“Maafkan aku yang telah lancang memasuki wilayahmu, wahai sedulur tuwa. Tetapi, tidak ada jalan lain bagi kami. Maka, jika engkau izinkan, berilah aku selembar daun kering sebagai tanda, bahwa kau merelakan akarmu aku potong. Berikan padaku selembar daunmu yang baru tumbuh, jika engkau bersedia aku pindahkan. Jika kau keberatan, berilah aku sebatang rantingmu,” ucapnya lirih pada pohon tua itu.
Sebuah ranting jatuh menimpa kepala. Ki Ageng Wanenpati semerta berucap, “Terima kasih atas jawabanmu, wahai sedulur tuwa. Walau bukan yang kuharapkan, aku hargai itu. Aku jadi mengerti, engkau adalah pohon yang teguh pendirian. Tak goyah oleh apapun. Kau adalah sebatang pohon yang wuled.”

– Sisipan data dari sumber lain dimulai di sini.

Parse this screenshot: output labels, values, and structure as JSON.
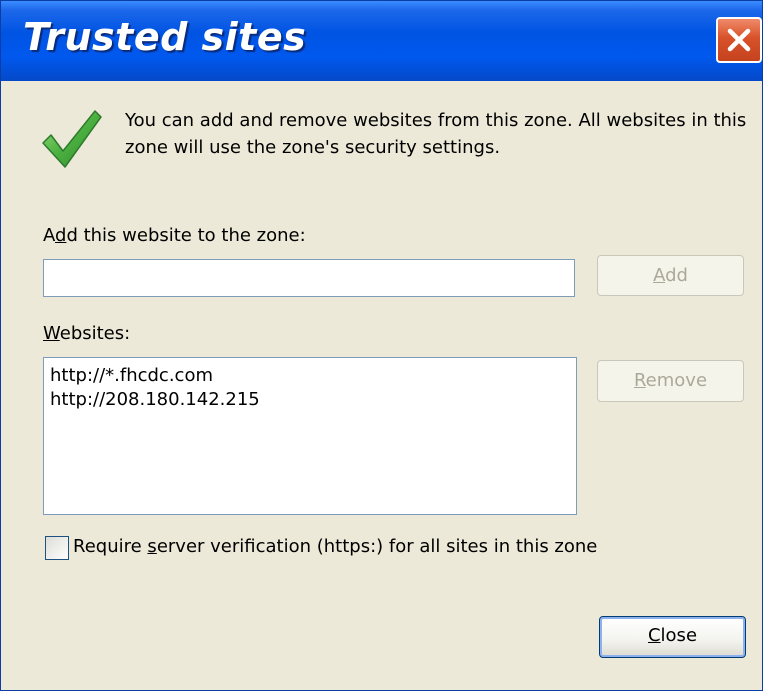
{
  "window": {
    "title": "Trusted sites"
  },
  "intro": {
    "text": "You can add and remove websites from this zone. All websites in this zone will use the zone's security settings."
  },
  "add_section": {
    "label_mnemonic": "d",
    "label_before": "A",
    "label_after": "d this website to the zone:",
    "input_value": "",
    "add_button": {
      "before": "",
      "mnemonic": "A",
      "after": "dd",
      "enabled": false
    }
  },
  "websites": {
    "label_before": "",
    "label_mnemonic": "W",
    "label_after": "ebsites:",
    "items": [
      "http://*.fhcdc.com",
      "http://208.180.142.215"
    ],
    "remove_button": {
      "before": "",
      "mnemonic": "R",
      "after": "emove",
      "enabled": false
    }
  },
  "verification": {
    "checked": false,
    "label_before": "Require ",
    "label_mnemonic": "s",
    "label_after": "erver verification (https:) for all sites in this zone"
  },
  "footer": {
    "close_button": {
      "before": "",
      "mnemonic": "C",
      "after": "lose"
    }
  },
  "colors": {
    "titlebar": "#0054e3",
    "dialog_bg": "#ece9d8",
    "close_x": "#d8522a",
    "check_icon": "#3fa03f",
    "disabled_text": "#aca899"
  },
  "icons": {
    "close": "close-icon",
    "intro": "checkmark-icon"
  }
}
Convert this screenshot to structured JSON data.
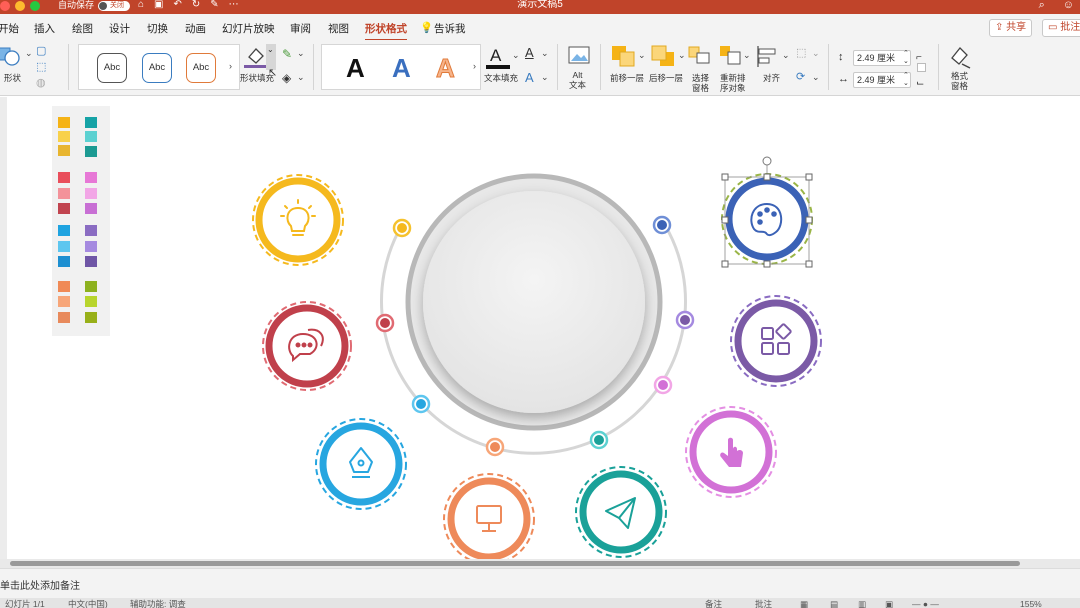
{
  "titlebar": {
    "autosave_label": "自动保存",
    "autosave_state": "关闭",
    "doc_title": "演示文稿5",
    "colors": {
      "bar": "#c0442a",
      "close": "#ff5f57",
      "min": "#febc2e",
      "max": "#28c840"
    }
  },
  "tabs": [
    {
      "label": "开始"
    },
    {
      "label": "插入"
    },
    {
      "label": "绘图"
    },
    {
      "label": "设计"
    },
    {
      "label": "切换"
    },
    {
      "label": "动画"
    },
    {
      "label": "幻灯片放映"
    },
    {
      "label": "审阅"
    },
    {
      "label": "视图"
    },
    {
      "label": "形状格式",
      "active": true
    },
    {
      "label": "告诉我"
    }
  ],
  "tabs_right": {
    "share": "共享",
    "comment": "批注"
  },
  "ribbon": {
    "shape_label": "形状",
    "style_samples": [
      "Abc",
      "Abc",
      "Abc"
    ],
    "shape_fill_label": "形状填充",
    "wordart_samples": [
      "A",
      "A",
      "A"
    ],
    "text_fill_label": "文本填充",
    "alt_text_label": "Alt\n文本",
    "bring_forward_label": "前移一层",
    "send_backward_label": "后移一层",
    "selection_pane_label": "选择\n窗格",
    "reorder_label": "重新排\n序对象",
    "align_label": "对齐",
    "height_value": "2.49 厘米",
    "width_value": "2.49 厘米",
    "format_pane_label": "格式\n窗格"
  },
  "palette": {
    "left_column": [
      "#f5b316",
      "#f8d14b",
      "#e8b52f",
      "#e94e5b",
      "#f3929a",
      "#c1444f",
      "#1fa3e0",
      "#5ec6ef",
      "#1d8fd1",
      "#f08a56",
      "#f7a679",
      "#e88a5c"
    ],
    "right_column": [
      "#16a3a6",
      "#5cd1d1",
      "#1c9a92",
      "#e778d6",
      "#f2a6e6",
      "#c86fd4",
      "#8a6cc2",
      "#a58ae0",
      "#6f56a6",
      "#8db11f",
      "#b8d52d",
      "#98b019"
    ]
  },
  "diagram": {
    "center_circle": {
      "fill": "#ececec",
      "ring": "#b8b8b8"
    },
    "nodes": [
      {
        "name": "bulb",
        "color": "#f5b91e",
        "icon": "lightbulb-icon"
      },
      {
        "name": "chat",
        "color": "#c0404b",
        "icon": "chat-bubbles-icon"
      },
      {
        "name": "pen",
        "color": "#27a6e0",
        "icon": "pen-nib-icon"
      },
      {
        "name": "monitor",
        "color": "#ee8a5a",
        "icon": "monitor-icon"
      },
      {
        "name": "send",
        "color": "#1aa199",
        "icon": "paper-plane-icon"
      },
      {
        "name": "touch",
        "color": "#d271d6",
        "icon": "tap-finger-icon"
      },
      {
        "name": "apps",
        "color": "#7b5aa6",
        "icon": "apps-grid-icon"
      },
      {
        "name": "palette",
        "color": "#3b62b6",
        "icon": "paint-palette-icon",
        "selected": true
      }
    ]
  },
  "notes": {
    "placeholder": "单击此处添加备注"
  },
  "status": {
    "slide": "幻灯片 1/1",
    "language": "中文(中国)",
    "accessibility": "辅助功能: 调查",
    "notes": "备注",
    "comments": "批注",
    "zoom": "155%"
  }
}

Demi menghormati pohon tua itu, Ki Ageng Wanenpati akhirnya membelokkan arah goresan tombaknya. Memberi ruang pohon tua itu untuk berdiang di tanah itu. Memberinya tempat khusus bagi kelangsungan hidup pohon tua itu.

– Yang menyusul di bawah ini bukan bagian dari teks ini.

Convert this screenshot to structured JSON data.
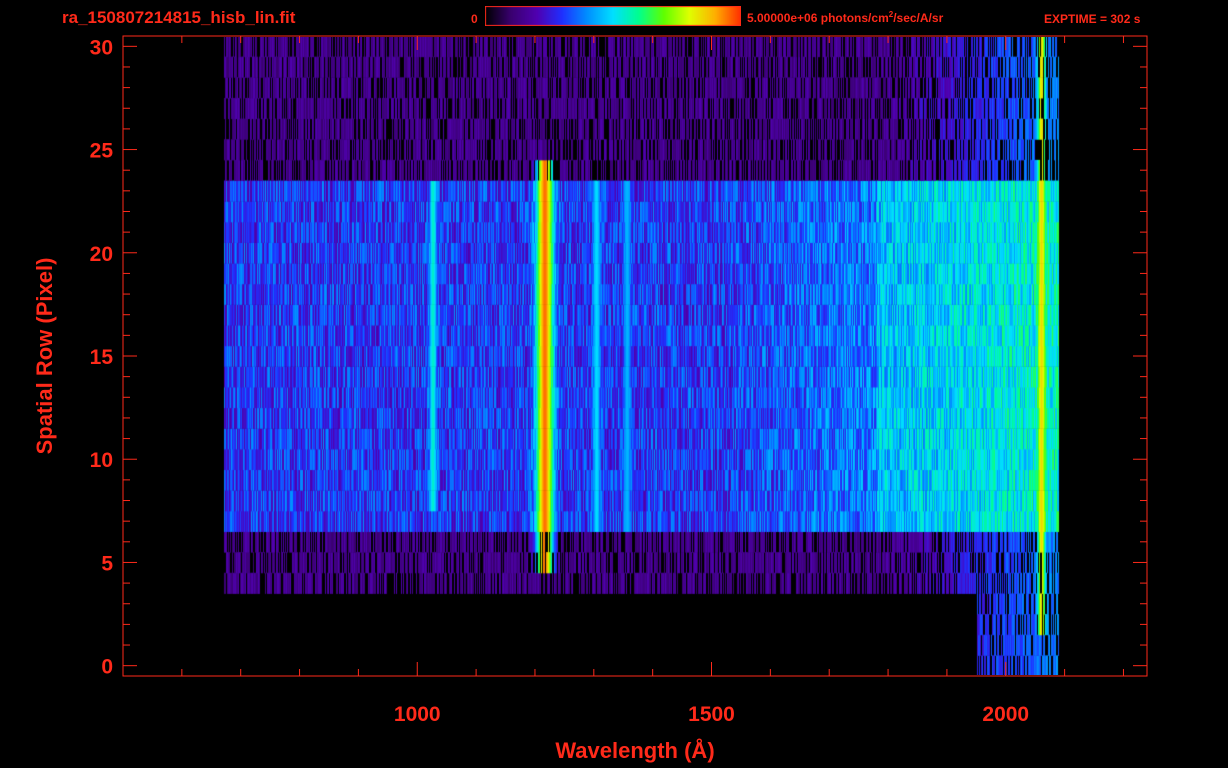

Usai menggores tanah dengan tombak Sangkelat, tanah itu perlahan membelah. Secara perlahan, air memancar dari dalam tanah. Kemudian mengalir lancar. Rekahan tanah itu menjadi sungai kecil yang mengelilingi hutan. Bermuara pada sungai besar tempat mereka menepikan gethek. Dan, sebagai tanda penghormatan Ki Ageng Wanenpati kepada pohon tua itu, ia lantas menamai dusun itu dengan nama Wuled.